Qui contrôle la graine contrôle le monde. La domestication des plantes remonte aux VIIIe siècle avant Jésus-Christ et depuis ces temps immémoriaux, les paysans utilisent les produits qu’ils récoltent pour en prélever les graines et renouveler les stocks pour la saison suivante. Ce qui semble être d’une logique agraire sans faille est aujourd’hui un délit.

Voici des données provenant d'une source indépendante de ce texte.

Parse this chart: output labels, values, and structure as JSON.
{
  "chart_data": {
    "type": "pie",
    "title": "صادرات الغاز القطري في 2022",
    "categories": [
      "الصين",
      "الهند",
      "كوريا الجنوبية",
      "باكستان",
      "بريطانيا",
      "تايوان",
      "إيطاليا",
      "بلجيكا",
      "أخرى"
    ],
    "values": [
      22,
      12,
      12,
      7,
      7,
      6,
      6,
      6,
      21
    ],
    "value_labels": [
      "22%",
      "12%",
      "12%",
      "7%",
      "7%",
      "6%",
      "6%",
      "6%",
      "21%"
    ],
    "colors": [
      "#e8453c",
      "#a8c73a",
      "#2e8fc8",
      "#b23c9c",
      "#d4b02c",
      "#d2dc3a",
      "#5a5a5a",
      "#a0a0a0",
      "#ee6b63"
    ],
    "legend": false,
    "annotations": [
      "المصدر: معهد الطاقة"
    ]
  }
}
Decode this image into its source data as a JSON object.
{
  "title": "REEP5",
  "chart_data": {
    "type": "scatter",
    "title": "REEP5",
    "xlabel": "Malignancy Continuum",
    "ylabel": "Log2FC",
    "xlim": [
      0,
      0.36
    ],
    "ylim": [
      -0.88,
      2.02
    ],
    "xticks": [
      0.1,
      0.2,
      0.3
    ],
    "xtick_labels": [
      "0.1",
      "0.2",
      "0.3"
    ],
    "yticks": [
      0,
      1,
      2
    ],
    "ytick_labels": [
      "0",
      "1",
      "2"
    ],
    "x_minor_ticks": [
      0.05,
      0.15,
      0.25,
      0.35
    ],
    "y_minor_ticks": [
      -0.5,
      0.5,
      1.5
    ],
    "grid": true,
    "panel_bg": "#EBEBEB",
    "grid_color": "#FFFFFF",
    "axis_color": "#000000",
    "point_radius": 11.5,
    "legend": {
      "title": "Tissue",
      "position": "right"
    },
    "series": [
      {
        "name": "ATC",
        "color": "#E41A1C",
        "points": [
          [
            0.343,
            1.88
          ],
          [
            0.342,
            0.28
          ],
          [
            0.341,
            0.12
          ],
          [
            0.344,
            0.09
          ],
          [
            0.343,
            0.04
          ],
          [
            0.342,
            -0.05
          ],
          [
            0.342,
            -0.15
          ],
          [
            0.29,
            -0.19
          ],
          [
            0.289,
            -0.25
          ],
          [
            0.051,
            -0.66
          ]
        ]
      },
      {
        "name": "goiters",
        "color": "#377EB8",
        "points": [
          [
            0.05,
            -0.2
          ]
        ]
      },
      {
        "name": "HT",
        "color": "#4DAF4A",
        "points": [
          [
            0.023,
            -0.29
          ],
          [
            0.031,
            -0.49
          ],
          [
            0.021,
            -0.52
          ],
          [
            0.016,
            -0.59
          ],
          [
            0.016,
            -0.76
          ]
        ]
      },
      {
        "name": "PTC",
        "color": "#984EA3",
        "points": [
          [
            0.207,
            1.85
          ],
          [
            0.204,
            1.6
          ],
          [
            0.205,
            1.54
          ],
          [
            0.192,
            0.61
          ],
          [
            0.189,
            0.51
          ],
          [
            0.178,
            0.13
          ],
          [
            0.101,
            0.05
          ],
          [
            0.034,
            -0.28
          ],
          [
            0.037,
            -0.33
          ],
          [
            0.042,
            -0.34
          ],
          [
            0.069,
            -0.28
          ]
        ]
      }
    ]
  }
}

En 2010, deux chercheurs de l’Institut National Recherche Agronomique, Léon Guéguen et Gérard Pascal, ont publié une étude qui affirme que «la réduction des intrants chimiques, qui favorise la production par la plante de substances anti-oxydantes bénéfiques, favorise aussi celle de métabolites secondaires et toxines naturelles dont l’innocuité n’est pas garantie».
En clair, si vous arrêtez d’asperger de pesticides vos cultures, elles développeront elles-mêmes des toxines potentiellement dangereuses, donc mieux vaut en rester aux pesticides. Les deux ingénieurs ne s’arrêtent pas là : «tous les aliments produits en plein-air, dont la viande, le lait et les œufs AB, sont les plus exposés aux contaminations chimiques microbiennes et parasitaires provenant de l’environnement». Vive poules et porcs élevés en batterie, éclairés aux néons, bourrés d’antibiotiques et gavés aux aliments de synthèse !
On pourrait penser que ces propos émanent d’une multinationale tel que Monsanto, mais c’est l’INRA qui publie ce type de rapport. Léon Guéguen et Gérard Pascal sont par ailleurs des membres éminents du conseil d’administration de l’Institut français pour la nutrition (IFN), qui comprend notamment des représentants de l’industrie agroalimentaire comme Nestlé ou Danone. Si l’INRA est à l’origine un organisme dépendant de l’Etat, 80% ses budgets proviennent de fonds privés, généralement de l’industrie agroalimentaire.
En décembre 2011, les deux chercheurs ont présenté leur étude à l’Assemblée pour entériner un projet de loi sur la distribution des semences en France. Le texte a été voté, ce qui a provoqué l’incompréhension du monde paysan, notamment ceux qui ne sont pas en conventionnel à l’instar des agriculteurs qui ont des exploitations en bio. L’interdiction du potager, c’est ce qu’on peut appeler la privatisation du vivant poussée à l’extrême. Le marché des semences, dans un pays agricole comme la France, représenterait des dizaines de millions d’euros par an.